Ao longo do relatório foram documentados, durante suas tentativas de cooperar com a ONU, casos de agentes públicos realizando assédios, ameaças, abusos de autoridade, prisões ilegais e arbitrárias, aplicações desproporcionais da força, restrição de movimentos e liberdade de expressão, de jornalistas, lideranças comunitárias, indígenas, negras, defensores de direitos humanos e ativistas climáticos. Nos 42 países citados, é sistemática a discriminação com base em idade, orientação de gênero e sexual, origem territorial, grupo étnico, classe social, religião ou ideologia político-partidária.
“Os riscos que afetam as mulheres vítimas, assim como as defensoras de direitos humanos e mulheres que trabalham com peacebuilding, que compartilham testemunhos e cooperam com a ONU, continuam assustadores. Nós continuaremos a trabalhar para assegurar que todos possam interagir de forma segura com a ONU [um direito de todos os cidadãos dos 193 países membros]”, declarou Ilze Brands Kehris ao apresentar os resultados do relatório ao Conselho de Direitos Humanos da ONU, em Genebra, Suíça, segundo Inter Press Service News Agency.
Na parte em que o relatório trata especificamente do Brasil, denuncia-se o caso de Alessandra Korap Munduruku, ativista climática, defensora de direitos humanos e coordenadora da Associação Indígena Pariri na região do Tapajós, cidade de Itaituba. Uma jovem líder indígena do povo Munduruku, do estado do Pará, Alessandra foi atacada na Conferência das Nações Unidas sobre as Mudanças do Clima (COP26), em Glasgow, Reino Unido, e em seguida depois de participar do evento, ao voltar para sua comunidade, sofrendo ameaças à sua família e ataques à sua casa. Alessandra e seus parentes tiveram que se mudar de cidade e foram incluídos no Programa de Proteção de Defensores de Direitos Humanos do Estado do Pará.
No entanto, é importante entender o significado de estar neste relatório, para além do caso individual de Alessandra Munduruku. Neste relatório, junto com o Brasil, estão países que ativamente atentam contra as liberdades e direitos de suas populações e que enfrentam uma acelerada deterioração de suas instituições democráticas, caso tenham, com governos autoritários, como Venezuela, Myanmar, Bielorússia, Rússia e Arábia Saudita. Estamos no mesmo grupo de países como Síria e Iêmen, com governos ditatoriais que, há anos, estão em guerra civil. Resguardamos similaridades com países da lista que enfrentam situações extremas, como Israel e Palestina ou como Sudão e Sudão do Sul, onde há ocupação territorial de caráter colonial, com intenso uso do aparato policial e militar contra pessoas de minorias étnicas e religiosas ou lidas como dissidentes do regime, inclusive jornalistas e ativistas, com limpeza étnica, remoções forçadas e a escalada de conflitos armados com a participação grupos radicais e paramilitares.
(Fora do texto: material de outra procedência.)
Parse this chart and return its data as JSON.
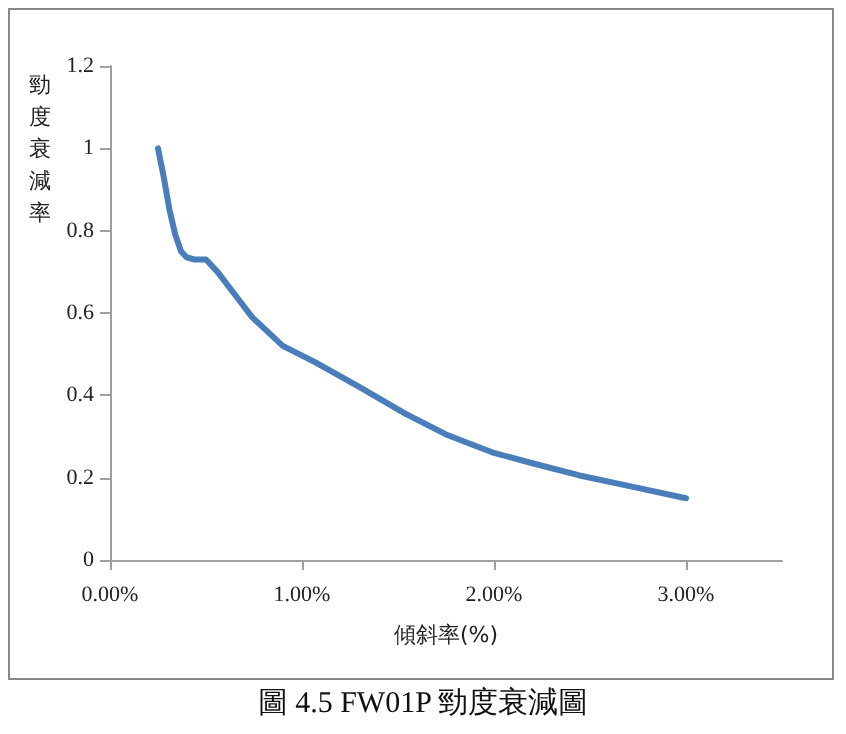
{
  "chart_data": {
    "type": "line",
    "title": "圖 4.5 FW01P 勁度衰減圖",
    "xlabel": "傾斜率(%)",
    "ylabel": "勁度衰減率",
    "series": [
      {
        "color": "#4a7ebb",
        "x": [
          0.25,
          0.28,
          0.31,
          0.34,
          0.37,
          0.4,
          0.44,
          0.5,
          0.56,
          0.65,
          0.74,
          0.9,
          1.07,
          1.3,
          1.54,
          1.75,
          2.0,
          2.2,
          2.44,
          2.7,
          3.0
        ],
        "values": [
          1.0,
          0.93,
          0.85,
          0.79,
          0.75,
          0.735,
          0.73,
          0.73,
          0.7,
          0.645,
          0.59,
          0.52,
          0.48,
          0.42,
          0.355,
          0.305,
          0.26,
          0.235,
          0.206,
          0.18,
          0.15
        ]
      }
    ],
    "xlim": [
      0,
      3.5
    ],
    "xticks": [
      {
        "value": 0,
        "label": "0.00%"
      },
      {
        "value": 1,
        "label": "1.00%"
      },
      {
        "value": 2,
        "label": "2.00%"
      },
      {
        "value": 3,
        "label": "3.00%"
      }
    ],
    "ylim": [
      0,
      1.2
    ],
    "yticks": [
      0,
      0.2,
      0.4,
      0.6,
      0.8,
      1,
      1.2
    ],
    "grid": false,
    "marker": "none",
    "line_style": "solid"
  }
}
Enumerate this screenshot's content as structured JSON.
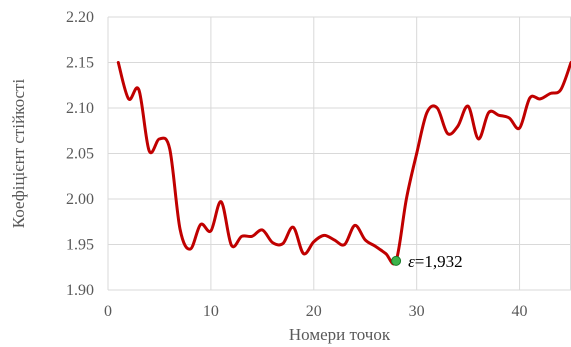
{
  "chart_data": {
    "type": "line",
    "xlabel": "Номери точок",
    "ylabel": "Коефіцієнт стійкості",
    "xlim": [
      0,
      45
    ],
    "ylim": [
      1.9,
      2.2
    ],
    "x_ticks": [
      0,
      10,
      20,
      30,
      40
    ],
    "x_tick_labels": [
      "0",
      "10",
      "20",
      "30",
      "40"
    ],
    "y_ticks": [
      1.9,
      1.95,
      2.0,
      2.05,
      2.1,
      2.15,
      2.2
    ],
    "y_tick_labels": [
      "1.90",
      "1.95",
      "2.00",
      "2.05",
      "2.10",
      "2.15",
      "2.20"
    ],
    "grid": {
      "x": true,
      "y": true
    },
    "legend": "none",
    "series": [
      {
        "color": "#C00000",
        "x": [
          1,
          2,
          3,
          4,
          5,
          6,
          7,
          8,
          9,
          10,
          11,
          12,
          13,
          14,
          15,
          16,
          17,
          18,
          19,
          20,
          21,
          22,
          23,
          24,
          25,
          26,
          27,
          28,
          29,
          30,
          31,
          32,
          33,
          34,
          35,
          36,
          37,
          38,
          39,
          40,
          41,
          42,
          43,
          44,
          45
        ],
        "y": [
          2.15,
          2.11,
          2.12,
          2.053,
          2.066,
          2.055,
          1.967,
          1.945,
          1.972,
          1.965,
          1.997,
          1.949,
          1.959,
          1.959,
          1.966,
          1.952,
          1.951,
          1.969,
          1.94,
          1.953,
          1.96,
          1.955,
          1.95,
          1.971,
          1.955,
          1.948,
          1.94,
          1.932,
          2.0,
          2.05,
          2.095,
          2.1,
          2.072,
          2.08,
          2.102,
          2.066,
          2.095,
          2.092,
          2.089,
          2.078,
          2.111,
          2.11,
          2.116,
          2.12,
          2.15
        ]
      }
    ],
    "annotations": [
      {
        "symbol": "ε",
        "text": "=1,932",
        "x": 28,
        "y": 1.932,
        "marker_color": "#3CB44B"
      }
    ]
  }
}
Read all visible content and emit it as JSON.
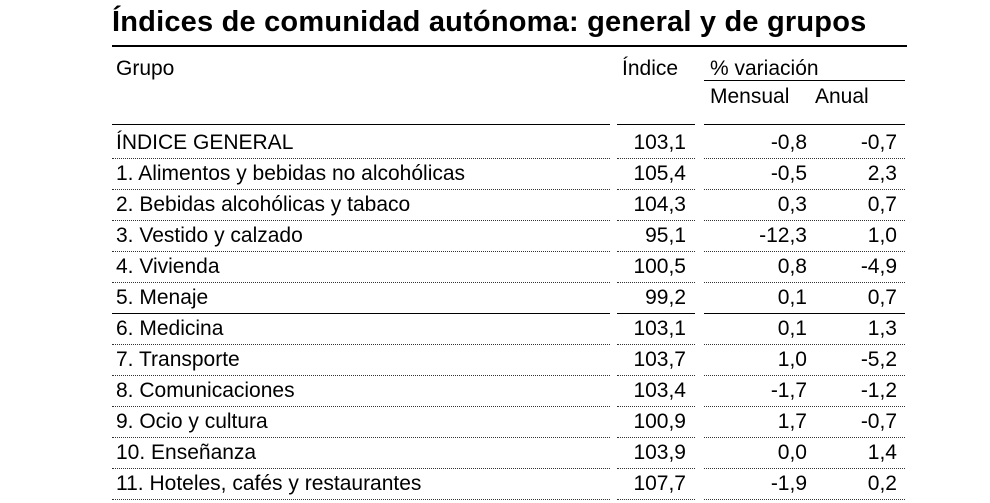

É triste observar que essas são tendências também em aceleração no Brasil. Intensificada nos últimos anos, essa sequência de ataques oficiais contra minorias, ativistas, profissionais da mídia e contra o próprio Estado de Direito tem que ser combatida, sobretudo nas vielas, becos e ruas e nas urnas. Agravando o problema, jornalistas de favela e comunicadores comunitários estão com medo de reportar, o que a ONU também considera bastante problemático levando em conta que a liberdade de expressão deveria ser assegurada a todos.